Lake Silence (The Others #6)(95)



The creep who had opened it the other morning had made it look easy, but the chain was heavier than he’d expected. He dragged it to one side of the gravel road and left it there. He didn’t think Vaughn would leave him to make his own way up to the main house since he had the keys, but he didn’t want any delays.

They’d done it. The whole thing had played out just like Vaughn said it would. Well, except for Franklin Cartwright ending up dead. But Yorick had a prime bit of real estate back in his possession, and once Vaughn and Hershel figured out how to get around the restrictions in the original agreement, they were all going to make a bundle of money, not just from creating a luxury resort for the discerning elite, but from the acres of timber waiting to be cut and sent to the sawmills as well.

He hadn’t expected to be required to reimburse Vicki for the capital improvements she’d made on the property. He’d figured he could mess with her head the way he used to do and intimidate her into fleeing, stripped of every asset he’d conceded in the divorce settlement. But that damned attorney had been right there, looking at the paperwork, handling things, not giving him a chance to talk to her alone. She wasn’t even at the bank this morning. Ilya Sanguinati had met them, verified the bank Yorick had used for the cashier’s check, and deposited the check before handing over the keys.

So that money was gone unless he could talk to Vicki and convince her she didn’t deserve to keep all of it. But that damn bloodsucking attorney wouldn’t tell him where she was staying, wouldn’t even give him her mobile phone number. There couldn’t be that many places where she could stay, since he’d deliberately not given her any time to make plans. Maybe one of the cabins down on Mill Creek? Swinn had taken a look around there early in his investigation. Only one cabin was being used, but he hadn’t been able to get close enough to find out who was living there. Or so he claimed. He never did explain why he couldn’t drive to the end of the lane to poke around that last cabin. Vaughn thought Swinn and Reynolds were too spooked to be much good anymore, but for now they were better than nothing.

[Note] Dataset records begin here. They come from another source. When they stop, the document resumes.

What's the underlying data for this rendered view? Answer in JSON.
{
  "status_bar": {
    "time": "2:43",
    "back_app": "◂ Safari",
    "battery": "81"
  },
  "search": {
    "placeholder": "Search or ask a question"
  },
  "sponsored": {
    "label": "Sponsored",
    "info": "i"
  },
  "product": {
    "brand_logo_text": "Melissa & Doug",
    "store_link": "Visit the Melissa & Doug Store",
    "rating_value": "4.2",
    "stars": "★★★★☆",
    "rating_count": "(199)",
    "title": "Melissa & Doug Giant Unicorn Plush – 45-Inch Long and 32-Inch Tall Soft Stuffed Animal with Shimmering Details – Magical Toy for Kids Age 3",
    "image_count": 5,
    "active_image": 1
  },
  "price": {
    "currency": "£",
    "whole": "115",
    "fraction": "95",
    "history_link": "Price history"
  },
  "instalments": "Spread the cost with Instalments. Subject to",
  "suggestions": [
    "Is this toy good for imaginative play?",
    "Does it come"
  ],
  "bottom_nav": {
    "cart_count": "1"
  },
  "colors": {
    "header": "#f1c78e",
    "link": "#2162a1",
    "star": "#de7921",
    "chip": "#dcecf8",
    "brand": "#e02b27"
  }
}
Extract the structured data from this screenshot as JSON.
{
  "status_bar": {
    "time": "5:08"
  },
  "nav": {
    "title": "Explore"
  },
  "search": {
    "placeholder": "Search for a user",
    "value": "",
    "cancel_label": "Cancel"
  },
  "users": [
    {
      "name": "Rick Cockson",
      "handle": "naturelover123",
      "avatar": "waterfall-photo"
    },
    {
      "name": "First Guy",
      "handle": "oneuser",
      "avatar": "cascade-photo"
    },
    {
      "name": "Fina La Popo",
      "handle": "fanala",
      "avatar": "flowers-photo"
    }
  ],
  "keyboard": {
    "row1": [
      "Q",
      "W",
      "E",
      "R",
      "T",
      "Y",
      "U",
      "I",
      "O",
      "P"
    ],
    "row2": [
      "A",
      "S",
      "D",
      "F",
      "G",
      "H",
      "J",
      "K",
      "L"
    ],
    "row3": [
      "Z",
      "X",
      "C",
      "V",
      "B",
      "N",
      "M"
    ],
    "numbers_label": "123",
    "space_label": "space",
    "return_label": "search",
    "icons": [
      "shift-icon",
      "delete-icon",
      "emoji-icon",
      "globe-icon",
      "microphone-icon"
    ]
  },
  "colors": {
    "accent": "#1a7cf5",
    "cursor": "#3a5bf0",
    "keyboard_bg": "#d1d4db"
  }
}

When they reached the main house, Yorick heard crows cawing but didn’t see any of them around the house. Something else nearby yipped or howled. He shivered, anxious to get inside and put a stout door between himself and whatever was out there. Small shifters would be a nuisance, but something big had killed Franklin Cartwright and the detectives on Swinn’s team.

He unlocked the door and they all walked into the large hall. Big enough space for cocktails and nibbles and other kinds of informal gatherings.

Would have to hire a cook. Maybe that girl who worked at the boardinghouse. He’d float that idea with Vaughn, Darren, and Hershel.

“Son of a bitch,” Vaughn said, focusing Yorick’s attention on the house.

“What happened to the curtains?” Trina said.

“Where is all the furniture?” Constance demanded.

Yorick hurried into the office. The desk and an old carpet were still there but nothing else. Not so much as a paper clip.

“Son of a bitch!” Vaughn shouted, his voice coming from the back of the house.

Yorick flipped on the light switch in the office, then looked up when nothing happened. What the . . . ?





CHAPTER 55





Vicki


Windsday, Sumor 5

“Tell me again,” Ineke said when we took a milk-and-cookie break from unpacking my things and arranging them around the cabin.

“The terra indigene that Ilya assigned to clear out the main house and cabins took everything that hadn’t been in The Jumble when I arrived. They even took the light bulbs.”

Ineke’s eyes gleamed behind her black-framed glasses; she looked like a child being told the Best Story Ever. “That is so amazing.”

“I know! I couldn’t believe it when they carted in the boxes of bulbs.”

“No, not that.” Ineke waved a hand dismissively. “Your attorney is literally a bloodsucker, so I expected him to wring everything he could out of your idiot ex. What’s amazing is that you kept the receipts for light bulbs to prove you bought them.”

I blinked. That wasn’t quite the reaction I’d expected. “I thought I was supposed to keep the receipts for everything.”

The attorney who represented me during the divorce made a passing remark about me keeping receipts since I would be running a business, and I’d been so afraid of not keeping something that would have a serious impact on my depleted savings when I had to send in my tax forms that I had saved everything, all neatly labeled in file folders.

Ineke leaned forward. “You kept receipts for everything? Even the paper products?”

“Well, you’re the one who told me I should do that because I would need to buy in bulk. And things like paper towels and toilet paper aren’t cheap anymore.”

“The Others took those too? Even the partially used rolls of toilet paper?”

I looked at the box marked paypurr and wondered if all the rolls of TP had been riddled by Cougar’s claws. “If I had a receipt for it, they took it.”

Ineke laughed so hard she almost fell out of the chair. When she regained control of herself, she took off her glasses and wiped her eyes. “Want to bet on which woman is the first to sit down and make that discovery? Or how long it will take them to stop arguing about it so that someone makes an emergency run to Pops’s general store or the grocery store in Bristol?”